Nuits Appalaches : le chef-d'Å“uvre de Chris Offut, le discret
- Écrit par : Guillaume Chérel
Par Guillaume Chérel - Lagrandeparade.com/ Le dénommé Tucker (18 ans), vétéran de la guerre de Corée, où il a appris à tuer et à survivre sans états d'âme, est de retour dans son Kentucky natal, région pauvre et délaissée par l'Etat providence. En stop, et à pied, il rentre tranquillement chez lui, à travers les collines qu'il connait comme sa poche, et la nuit épaisse des Appalaches apaise la violence de ses souvenirs.
Sur son chemin, il croise Rhonda, quinze ans à peine, et la sauve des griffes de son oncle qui voulait la violer. Immédiatement amoureux, les deux tourtereaux décident de se marier pour ne plus jamais se quitter. Tucker, le taiseux, trouve un boulot auprès d'un trafiquant d'alcool de la région, et au cours des dix années qui suivent, malgré leur extrême précarité, la famille Tucker s'efforce de construire un foyer heureux ; même si trois de leurs cinq enfants sont handicapés mentaux et physiques.
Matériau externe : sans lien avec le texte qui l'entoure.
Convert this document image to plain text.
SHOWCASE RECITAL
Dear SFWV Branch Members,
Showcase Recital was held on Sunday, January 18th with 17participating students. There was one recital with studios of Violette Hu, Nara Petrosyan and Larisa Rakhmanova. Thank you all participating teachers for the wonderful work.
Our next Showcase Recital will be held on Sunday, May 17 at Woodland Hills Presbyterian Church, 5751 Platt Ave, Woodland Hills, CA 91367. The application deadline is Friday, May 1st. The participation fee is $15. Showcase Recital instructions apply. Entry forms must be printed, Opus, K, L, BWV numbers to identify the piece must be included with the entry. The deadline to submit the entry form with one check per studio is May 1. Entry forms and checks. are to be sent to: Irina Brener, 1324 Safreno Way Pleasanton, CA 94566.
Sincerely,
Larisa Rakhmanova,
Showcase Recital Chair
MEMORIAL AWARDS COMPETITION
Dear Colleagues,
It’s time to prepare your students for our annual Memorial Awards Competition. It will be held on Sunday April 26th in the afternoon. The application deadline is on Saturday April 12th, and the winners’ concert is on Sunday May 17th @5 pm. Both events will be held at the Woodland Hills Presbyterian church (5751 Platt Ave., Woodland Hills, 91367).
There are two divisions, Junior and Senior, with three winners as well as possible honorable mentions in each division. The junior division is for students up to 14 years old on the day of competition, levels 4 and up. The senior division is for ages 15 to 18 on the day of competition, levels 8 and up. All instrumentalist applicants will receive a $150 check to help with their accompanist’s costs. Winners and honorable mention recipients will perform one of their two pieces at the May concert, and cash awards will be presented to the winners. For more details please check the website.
Ils sont leur raison de vivre alors qu'une enquête des services sociaux menace la famille. Les réflexes de combattant de Tucker se réveillent. Acculé, provoqué, il assume le prix à payer (la prison) pour défendre les siens.
Cela fait une quinzaine d'années que Chris Offut, originaire du Kentucky, n'avait pas publié de roman. C'est un auteur, remarqué avec Kentucky straight, dont le style se situe entre Larry Brown et Hemingway, qui a beaucoup écrit pour la télévision, car la littérature fait vivre peu d'auteurs aux Etats-Unis : « Je pense qu'il maîtrise bien les codes de l'efficacité narrative inspirés du cinéma, explique le fondateur des éditions Gallmeister, qui vient de publier Nuits Appalaches, une pépite d'or aux lueurs noires, si tant est que ça existe... Il faut juste croire en la littérature. Chez Offut, les phrases sont courtes, les mots précis et dès qu'un mot est inutile, il l'enlève. Pas d'esbroufe, ni d'effets de plumes. Aucune scorie. C'est dégraissé jusqu'à l'os. La traduction d'Anatole Pons est excellente. Il fait confiance à l'intelligence du lecteur. Notamment à son sens moral car il n'y a pas de héros pour lui, juste des hommes et des femmes qui essaient de s'en sortir. Chris Offutt n'explique rien, il donne à voir et laisse s'exprimer, en peu de mots, ses personnages.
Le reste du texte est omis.